I ritmi lavorativi, produttivi e di vita si sono evoluti rispetto agli anni Ottanta – periodo in cui l’Ue ha formalizzato con una prima direttiva il cambio d’ora coordinato, successivamente definito da una norma del 2001 – e attualmente gli effetti sulla salute potrebbero rivelarsi più significativi dei risparmi sulle bollette.
Questa posizione trova consenso tra quasi il 70% degli spagnoli, i quali ritengono che un’ora legale permanente possa adattarsi meglio ai ritmi di vita contemporanei. Tuttavia, Madrid non intende procedere in modo autonomo; la decisione dovrà essere presa a livello europeo.

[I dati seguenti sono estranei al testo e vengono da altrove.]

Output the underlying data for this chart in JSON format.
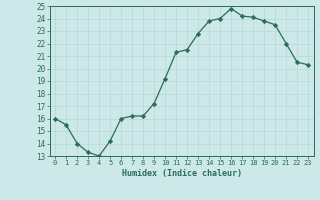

L’Italia non si esprime, Francia e Germania raccomandano cautela e strategie per evitare fusi orari all’interno dell’Ue, i Paesi del Nord sarebbero favorevoli a un’ora solare permanente, mentre quelli del Sud preferirebbero mantenere quella legale. La discussione è in corso. È iniziata nel 2018, con una consultazione online che ha raccolto 4,6 milioni di risposte, convincendo la Commissione a proporre l’abolizione dei cambi semestrali d’ora, lasciando ai governi la libertà di scegliere tra ora solare e ora legale.
Nel marzo 2019, il Parlamento Ue ha approvato la proposta, prevedendo di attuarla nel 2021, ma la “rivoluzione dell’ora” si è bloccata in Consiglio, dove non si è mai raggiunta la maggioranza qualificata necessaria.
Attualmente, quindi, si continua a spostare le lancette due volte l’anno, un’ora avanti o indietro a seconda della stagione. Tuttavia, la questione – che riguarda la capacità dell’Unione di coordinare politiche energetiche, commerciali e di protezione della salute – rimane aperta e per alcuni rappresenta uno dei numerosi banchi di prova per il progetto europeo nel suo complesso.